There’s a buzzing in my ears. I run my fingers over her printing. Where she wrote Cassandra’s name the handwriting is jazzy, almost childlike, with lowercase letters all in different colors. She dug into the paper so hard that when I run my fingers over the name, the writing feels almost three-dimensional.
A few more pages in: “Houndy calling to me from the other side. Last night I saw my mother and my grandmother and sat with them in an orchard. My mother told me that I know what I need to do. I had a conversation with Houndy, and he reached over and touched my arm and it left a little mark. He says Patrick will see me through. Patrick knows the way.”
I am fingering the pages, letting my eyes drift over them—when I hear the front door slam.
I jump up, startled and guilty. Bedford lifts his head and wags his tail.
“Marnie! You home?” calls Noah up the stairs, and I close the book quickly, shoving the journal deep inside—except that as I do, I see my name on a tiny piece of paper lodged into the binding of the book, and I pull it out, fast.
At the top she’s written the date, September 10, which I remember was the day before she died. The handwriting looks like it was scratched with a pencil that had hardly any lead left to it. I have to strain to see what it says.
Then my heart twists. She has written in capital letters, each one etched deep into the paper:
MARNIE NOAH HAS TO LEAVE DO NOT LET HIM STAY!!
THIRTY-FOUR
MARNIE
I’ve only barely managed to stash the book of spells away when Noah clumps up the stairs, bringing his jangly, disruptive vibes into the room.

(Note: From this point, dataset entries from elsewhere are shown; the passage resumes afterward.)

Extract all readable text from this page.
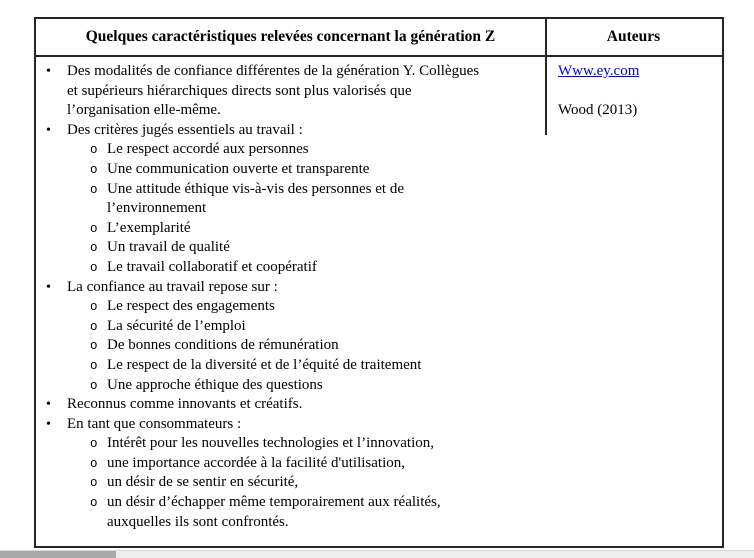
Quelques caractéristiques relevées concernant la génération Z	Auteurs
• Des modalités de confiance différentes de la génération Y. Collègues
et supérieurs hiérarchiques directs sont plus valorisés que
l’organisation elle-même.
• Des critères jugés essentiels au travail :
o Le respect accordé aux personnes
o Une communication ouverte et transparente
o Une attitude éthique vis-à-vis des personnes et de
l’environnement
o L’exemplarité
o Un travail de qualité
o Le travail collaboratif et coopératif
• La confiance au travail repose sur :
o Le respect des engagements
o La sécurité de l’emploi
o De bonnes conditions de rémunération
o Le respect de la diversité et de l’équité de traitement
o Une approche éthique des questions
• Reconnus comme innovants et créatifs.
• En tant que consommateurs :
o Intérêt pour les nouvelles technologies et l’innovation,
o une importance accordée à la facilité d'utilisation,
o un désir de se sentir en sécurité,
o un désir d’échapper même temporairement aux réalités,
auxquelles ils sont confrontés.
Www.ey.com
Wood (2013)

Blix didn’t want Noah here. Blix didn’t want Noah here. Blix didn’t want Noah here. That sentence runs through my head on a continuous loop—and now here he is, standing in front of me, eyes crinkled in a smile—and I’m in the middle of the kitchen, feeling like a trapped animal. Who stands in the very middle of the kitchen, for heaven’s sake? And who stands there looking like she just completed the hundred-yard dash to arrive there, cheeks flushed, hair standing on end, looking like she’s just seen a ghost?